Twijfelt u over de toestand van een vogel, bel dan eerst voor advies de vogelopvang.
Als u een gewonde vogel vindt, pak hem voorzichtig op, liefst met een handdoek of jas. Zet hem in een doos, zet er geen water of voer bij en breng hem naar een vogelopvang.
Is het een jonge vogel, leg dan in de doos een kruik of een flesje warm water gewikkeld in een handdoek. Zorg dat de vogel niet te veel afkoelt.
Olieslachtoffers nooit zelf schoonmaken, maar naar de vogelopvang brengen.
Vogels die vast zitten in draad of een fruitnet, niet zelf lostrekken. Knip draad of net rondom af en laat de rest in de vogelopvang verwijderen.
Knip nooit de vislijn af als een vogel een vishaak heeft doorgeslikt.
Zet vorstslachtoffers of vogels met ijs aan hun veren niet bij de kachel.
Doe uw kat een bel om – liefst twee – en laat de kat in het broedseizoen niet ’s nachts buiten lopen. Als katteneigenaar bent u verantwoordelijk voor het aangebrachte vogelleed. Elke gewonde of gedode volwassen vogel betekent ook een ter dood veroordeeld nest met jongen.

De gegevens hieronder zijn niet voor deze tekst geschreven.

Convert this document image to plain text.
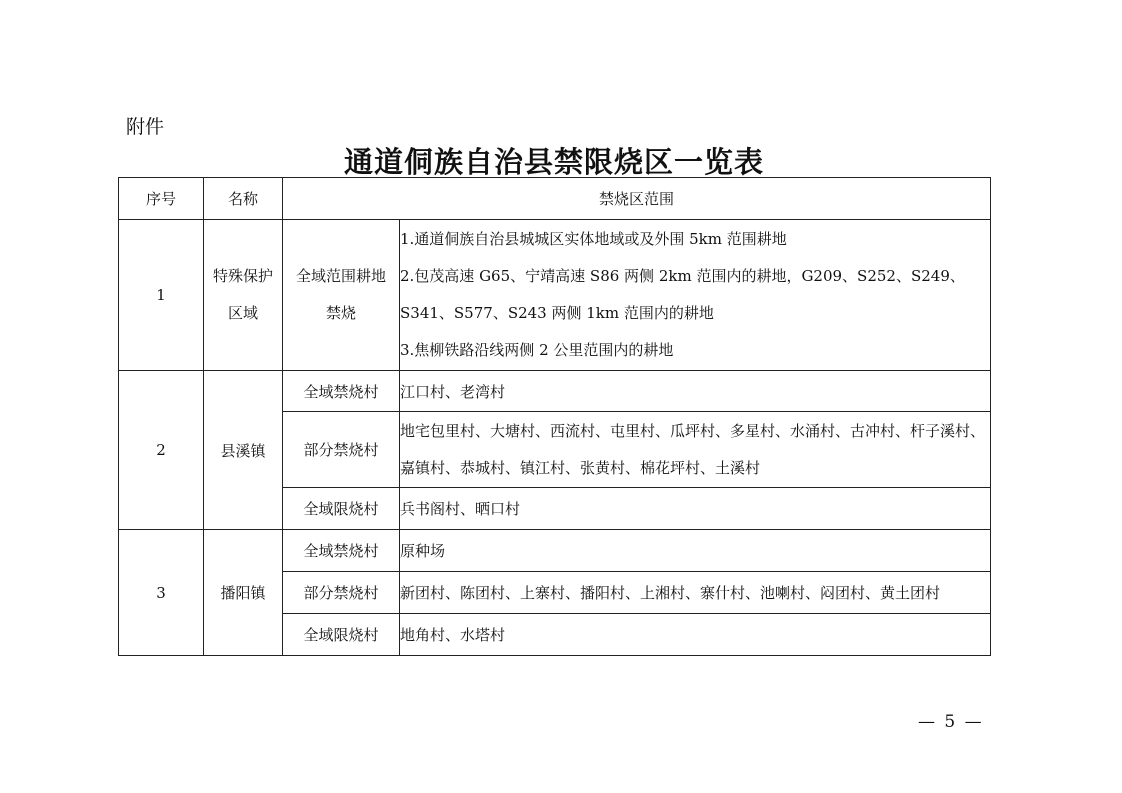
附件
通道侗族自治县禁限烧区一览表
序号	名称	禁烧区范围	
1	特殊保护区域	全域范围耕地禁烧	1.通道侗族自治县城城区实体地域或及外围 5km 范围耕地
2.包茂高速 G65、宁靖高速 S86 两侧 2km 范围内的耕地，G209、S252、S249、S341、S577、S243 两侧 1km 范围内的耕地
3.焦柳铁路沿线两侧 2 公里范围内的耕地

2	县溪镇	全域禁烧村	江口村、老湾村
		部分禁烧村	地宅包里村、大塘村、西流村、屯里村、瓜坪村、多星村、水涌村、古冲村、杆子溪村、嘉镇村、恭城村、镇江村、张黄村、棉花坪村、土溪村

		全域限烧村	兵书阁村、晒口村
3	播阳镇	全域禁烧村	原种场
		部分禁烧村	新团村、陈团村、上寨村、播阳村、上湘村、寨什村、池喇村、闷团村、黄土团村
		全域限烧村	地角村、水塔村
— 5 —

Let op uw eigen veiligheid. Vogels hebben gemene snavels en klauwen. Houd ze nooit dicht bij uw gezicht. Let hierbij vooral op kinderen. Blauwe reigers zullen altijd proberen in uw gezicht te pikken.
In Nederland zijn wilde vogels beschermd. Het houden van wilde vogels is strafbaar. De vogelopvang heeft hiervoor een vergunning.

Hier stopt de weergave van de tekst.